Update: Twitter has reversed the following changes after a significant number of users voiced their outrage on the service. "We believe this is not ideal, largely due to the retaliation against blocking users by blocked users (and sometimes their friends) that often occurs," the company said.
An update to Twitter's blocking policy changes exactly how blocked users can interact with the users who have blocked them. Bear with us for a moment as we step through this.
Previously, if you blocked another user, that person could no longer follow your account, although they could still see your tweets (assuming your account was public, as most Twitter accounts apparently are). Twitter wouldn't tell other users that they'd been blocked, although they could figure it out if they tried to follow you and couldn't.
Now, though, any user you block can follow you and view your tweets directly in their timeline. They can also favorite, retweet and @-reply to your account—you just won't see any of that activity in your timeline or your "connect" tab. You also won't see anyone else who RTs, favorites or follows blocked users, and you won't see blocked users among your followers.

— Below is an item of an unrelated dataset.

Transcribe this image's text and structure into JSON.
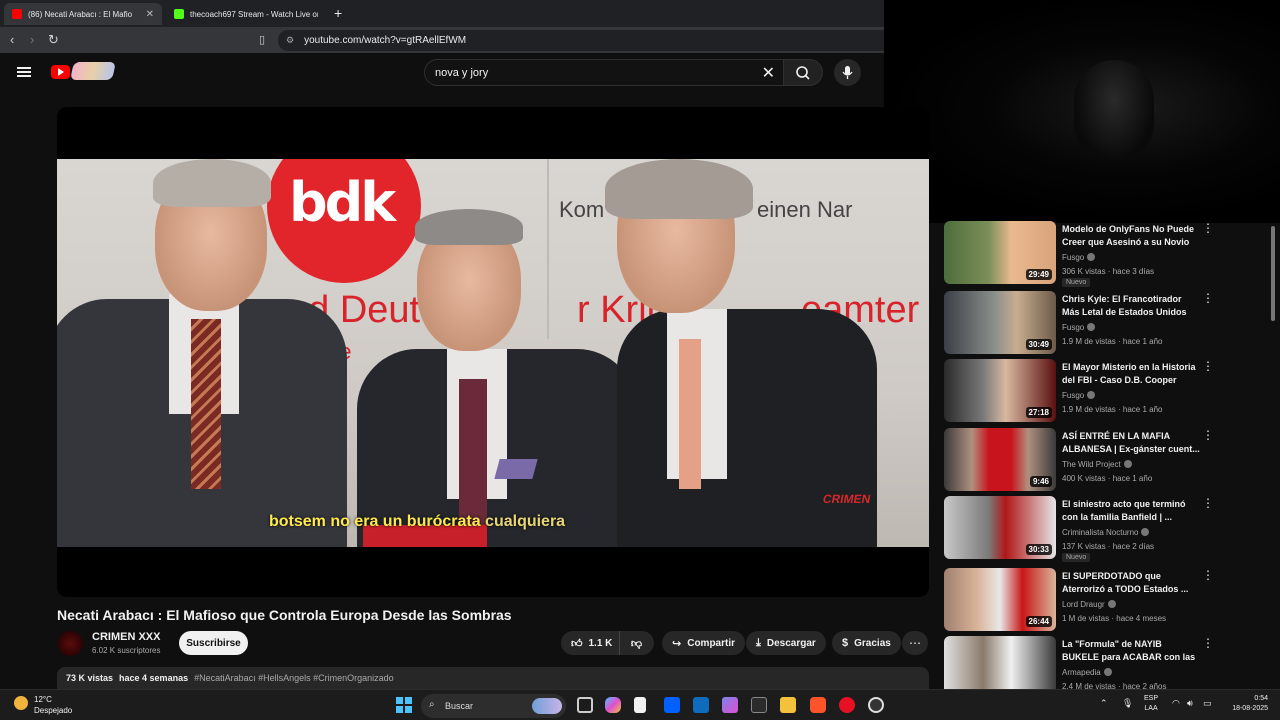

In effect, blocking another user "mutes" them for you, but changes nothing for them.
A Twitter spokesperson told me that updating the blocking policy is intended to reduce the antagonism some people express when they've been blocked. Sometimes users who found out they'd been blocked would retaliate by getting his or her friends or other accounts to tweet harassing comments at the blocker.
Twitter added that the move should also remind people that everything they tweet is public (again, unless they have a protected account). That means anything you post publicly on Twitter can be seen by everyone with an Internet connection.
.@twitter "Block" and "Ignore" are not interchangeable terms. It's why I have locks as well as curtains.— Rachel Edidin (@RaeBeta) December 12, 2013
As you might expect, many users are upset with the changes. Whenever a company tweaks privacy policies to make data more publicly accessible, the Internet tends to balk.
However, blocking someone on Twitter has never done anything more than add an extra step for them to read and interact with your tweets; the new update effectively mutes aggressive or annoying tweeters, and hopefully ends some of the hostility toward blockers.
If you really want to keep the world at large from viewing your tweets, simply set your account to private so only people you approve will be able to view your timeline.